FUSION JANUARY/FEBRUARY 2010
The $787 billion “stimulus” program may have created little to no jobs in the U.S., but Democrats have found a surefire way to provide a boon to the Swiss and Grand Cayman banking industry: A millionaire’s tax. With the federal budget deficit this year exceeding a record $1.4 trillion, fleecing the rich is now being touted as the way to bankroll Obamanomics. The latest health care bill to be passed by the House of Representatives, for instance, contains a punitive surtax for individuals making more than $500,000 or couples making more than $1million a year. |
The “wealthy” have long been an easy political target so, this is really no surprise. Besides, it’s not a bad deal, right? I mean, the rich have plenty of money, so why not make them cough up a little more?
The reality is that these schemes never produce their intended results. Instead of filling government coffers to benefit the public good, these punitive taxes always end up bringing in less revenue than expected. Why? Because the rich stash their money off-shore, move to more tax-friendly locales or simply decide to work and invest less because of the tax consequences.
Kail Padgitt, an economist at the non-partisan Tax Foundation says, “Millionaires’ taxes are not reliable revenue sources. These might provide revenue in the short run, but the long-run costs make it a terrible bargain.”
This is not just a federal phenomenon. This year, Hawaii became the fifth state to implement a so called “millionaires’ tax” (the other four: California, Maryland, New Jersey and New York). In each of these states, unintended consequences abound.
Last year, cash strapped Maryland implemented a millionaires’ tax with depressing results: Revenue from that tax bracket was down $100 million and one-third of the people in that bracket were no longer there.
New Jersey produced similar results. Because of the implementation of a half-millionaire tax in 2004, the number of families making over $500,000 grew by 16 percent less than the national average between 2003 and 2006.
In California and New York, it’s hard to tease out the effects of high-income taxes from other bad fiscal policy. Over the last decade, the two states have seen, on net, 1.4 million and 1.9 million people (respectively) move out.
In California, the state’s highly progressive tax structure drove both rich and poor away. According to the Public Policy Institute of California, in the top quintile, 1.16 per every 100 households left between 2004 and 2007. In the bottom quintile it was 1.73—surely due to many employers (likely in the top quintile) departing. And where did they go? Three of the top destination states were Nevada, Texas and Washington, none of which have an income tax.

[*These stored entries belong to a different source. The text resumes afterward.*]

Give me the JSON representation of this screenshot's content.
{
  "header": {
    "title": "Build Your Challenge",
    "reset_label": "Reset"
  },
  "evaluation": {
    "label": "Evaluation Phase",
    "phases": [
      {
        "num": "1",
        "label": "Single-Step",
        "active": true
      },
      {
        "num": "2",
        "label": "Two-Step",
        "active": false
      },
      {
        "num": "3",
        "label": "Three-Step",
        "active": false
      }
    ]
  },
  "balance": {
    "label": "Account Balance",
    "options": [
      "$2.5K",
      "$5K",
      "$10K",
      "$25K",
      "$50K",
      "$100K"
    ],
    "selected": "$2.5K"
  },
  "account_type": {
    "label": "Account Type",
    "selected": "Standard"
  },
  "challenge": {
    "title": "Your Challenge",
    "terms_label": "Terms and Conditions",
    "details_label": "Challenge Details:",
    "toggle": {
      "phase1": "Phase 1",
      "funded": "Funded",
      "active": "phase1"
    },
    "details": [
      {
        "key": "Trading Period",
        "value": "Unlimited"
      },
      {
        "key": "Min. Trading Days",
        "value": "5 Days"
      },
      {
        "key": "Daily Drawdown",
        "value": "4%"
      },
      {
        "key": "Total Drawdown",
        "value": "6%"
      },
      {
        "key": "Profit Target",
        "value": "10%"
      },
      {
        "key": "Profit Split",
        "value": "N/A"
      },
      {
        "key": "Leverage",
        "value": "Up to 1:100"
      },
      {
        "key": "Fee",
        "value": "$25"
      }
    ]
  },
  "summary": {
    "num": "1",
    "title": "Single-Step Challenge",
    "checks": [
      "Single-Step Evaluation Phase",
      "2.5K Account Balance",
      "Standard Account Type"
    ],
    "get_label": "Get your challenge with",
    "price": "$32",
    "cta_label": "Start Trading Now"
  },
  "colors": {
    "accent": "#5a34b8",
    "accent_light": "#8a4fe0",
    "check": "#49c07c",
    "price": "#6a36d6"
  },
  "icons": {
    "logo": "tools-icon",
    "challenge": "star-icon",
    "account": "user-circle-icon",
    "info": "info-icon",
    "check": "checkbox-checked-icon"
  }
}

In the case of New York, it is losing many of its wealthy investment bankers to tax-friendly Connecticut, just across the border. In the words of public policy expert George Gilder, “High tax rates do not redistribute income, they redistribute people.”
Even the Beatles—certainly no Reaganite conservatives—were tax refugees. Their song “Tax Man” was about England’s terrible tax burden. They were paying 95 percent of their income to the crown (“There’s one for you, nineteen for me”). So what did they do? They moved to the then low-tax United States, of course.
Now let’s suppose you don’t believe that these taxes will have adverse consequences and are a good idea on the grounds of economic justice. After all, during his campaign, Barack Obama said that he would look at raising taxes “for purposes of fairness.”
Well, chances are that you don’t make over $1 million a year—no hard feelings, only .3 percent of Americans do. However, “millionaires’ tax” has become a catch-all term, usually referring to any tax on income over $250,000. Over the summer, House Speaker Nancy Pelosi explained why her colleagues’ newly proposed tax would fly politically: “You hear ‘$500,000 a year,’ you think, ‘My God, that’s not me.’”
Pelosi and company see such measures as reasonable because they appeal to people’s sense of fairness or, possibly, envy: The rich earn so much more income so they should pay more in taxes. The problem with that logic is that they already do. The Internal Revenue Service’s most recent data shows that the top 1 percent paid 40 percent of all income taxes in 2007, more than the entire bottom 95 percent.
Last April, in conjunction with tax day, a Gallup poll asked, “Do you consider the amount of federal income tax you have to pay as too high, about right, or too low?” Forty-six percent of respondents answered, “about right”—the highest since 1956. This might be surprising until you learn that the poorest 40 percent of Americans now pay a negative income tax rate.
The people who make up these elusive top tax brackets are not all Paris Hiltons and Derek Jeters. It’s estimated that roughly half of America’s small-business income would be hit by Obama’s plan to raise the top two tax rates. This couldn’t come at a worse time. As Dr. Padgitt explains, “As the economy begins to recover, we need a tax system that attracts investment. Millionaires’ taxes provide the exact opposite.”